Я взглянул на Мартина. Он явно мучился вопросом, не забыл ли я, о чем он спросил.
— «Манчестер Юнайтед», — соврал я.
— За них все болеют, сэр.
— Правда?
— Да, сэр.
— А ты за кого болеешь?
— За «Уимблдон», сэр.
— Почему?
— Не знаю, сэр.
На этом разговор закончился. Мы шли дальше молча и даже не потревожили чаек, которые копошились возле углового флажка, ковыряясь клювами в грязи. Мне казалось, Мартин хочет еще поговорить со мной о футболе, но не может больше придумать никакого вопроса.

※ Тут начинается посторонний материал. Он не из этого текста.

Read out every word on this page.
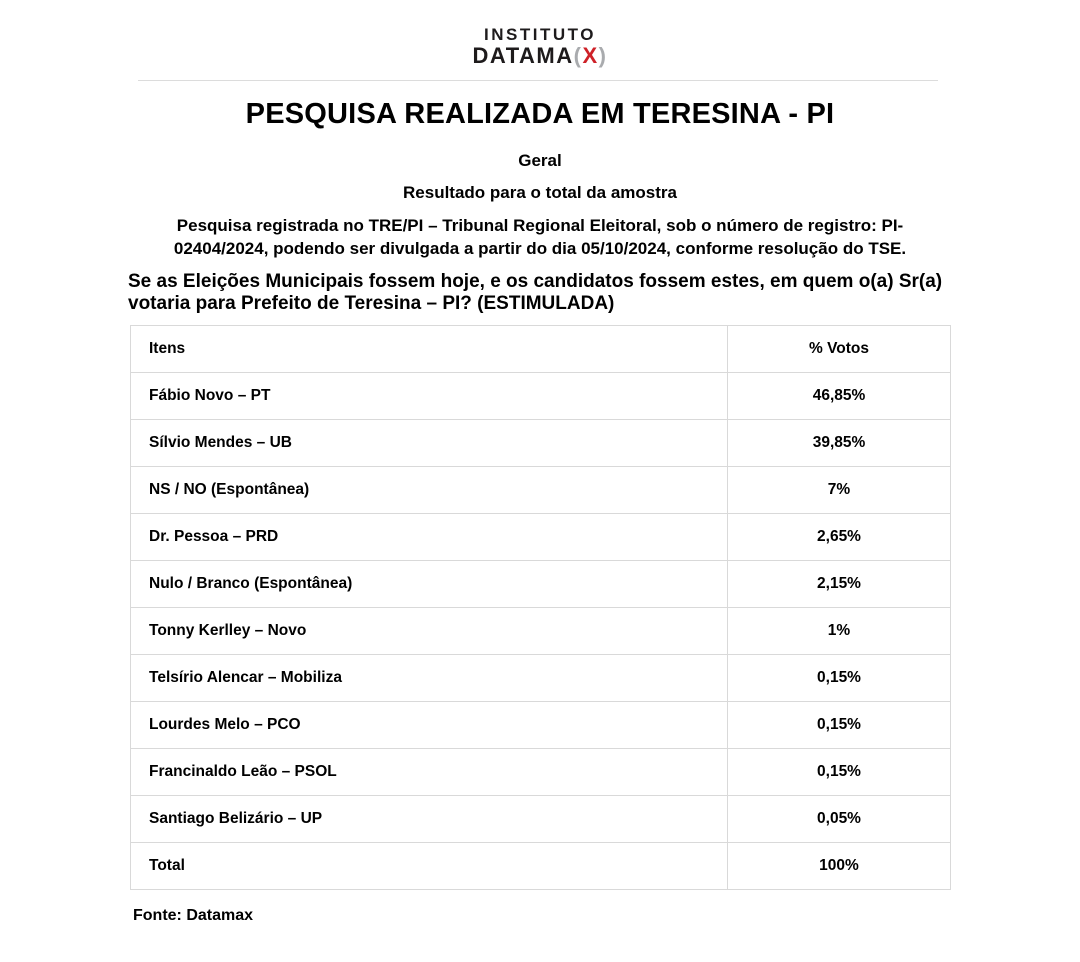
INSTITUTO
DATAMA(X)
PESQUISA REALIZADA EM TERESINA - PI
Geral
Resultado para o total da amostra
Pesquisa registrada no TRE/PI – Tribunal Regional Eleitoral, sob o número de registro: PI-02404/2024, podendo ser divulgada a partir do dia 05/10/2024, conforme resolução do TSE.
Se as Eleições Municipais fossem hoje, e os candidatos fossem estes, em quem o(a) Sr(a) votaria para Prefeito de Teresina – PI? (ESTIMULADA)
Itens	% Votos
Fábio Novo – PT	46,85%
Sílvio Mendes – UB	39,85%
NS / NO (Espontânea)	7%
Dr. Pessoa – PRD	2,65%
Nulo / Branco (Espontânea)	2,15%
Tonny Kerlley – Novo	1%
Telsírio Alencar – Mobiliza	0,15%
Lourdes Melo – PCO	0,15%
Francinaldo Leão – PSOL	0,15%
Santiago Belizário – UP	0,05%
Total	100%
Fonte: Datamax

Ребята из команды Мартина орали и визжали так громко, что я еще издали мог вообразить масштаб побоища в раздевалке. Там царил хаос: Кевин Росситер висел вниз головой на водопроводной трубе, идущей вдоль стены, Колин Кристи лупил Джеймса Ли полотенцем по голой заднице, а Джули Виткомб забилась в уголок и, не обращая никакого внимания на то, что творилось вокруг, увлеченно читала «Грозовой перевал»[2] — роман, входивший в программу этого семестра.
— Ты собираешься переодеваться? — язвительно спросил я.

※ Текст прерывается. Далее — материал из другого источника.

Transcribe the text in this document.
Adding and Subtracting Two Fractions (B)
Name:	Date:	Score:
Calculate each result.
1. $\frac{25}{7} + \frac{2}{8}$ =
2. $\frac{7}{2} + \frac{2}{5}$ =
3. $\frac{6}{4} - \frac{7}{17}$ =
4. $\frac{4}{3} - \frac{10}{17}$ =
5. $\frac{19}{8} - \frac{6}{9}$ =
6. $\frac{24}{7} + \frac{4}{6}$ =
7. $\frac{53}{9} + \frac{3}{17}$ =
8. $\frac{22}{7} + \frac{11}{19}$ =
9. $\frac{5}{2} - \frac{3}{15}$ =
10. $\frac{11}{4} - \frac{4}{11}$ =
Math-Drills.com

Джули оторвала усыпанный веснушками нос от книги и, прищурившись, посмотрела на меня. По недоуменному выражению ее лица я догадался, что вопроса она не поняла.
— Джули, это раздевалка, — твердо сказал я. — Более того — мужская раздевалка. Ты не мальчик и не переодеваешься, так что, мне кажется, тебе следует уйти.
— Я бы с удовольствием, мистер Келли, но я не могу, — объяснила она. — Я жду своего парня.
Это меня заинтересовало.
— А кто твой парень?
— Клайв О’Рурк, сэр.
Я кивнул, хотя понятия не имел, кто такой этот Клайв О’Рурк.
— Он в восьмом классе?
— Нет, сэр, в одиннадцатом.
— Джули, — сказал я, стараясь не слишком огорчить ее этой ужасной новостью, — одиннадцатый класс вообще не играет сегодня в футбол.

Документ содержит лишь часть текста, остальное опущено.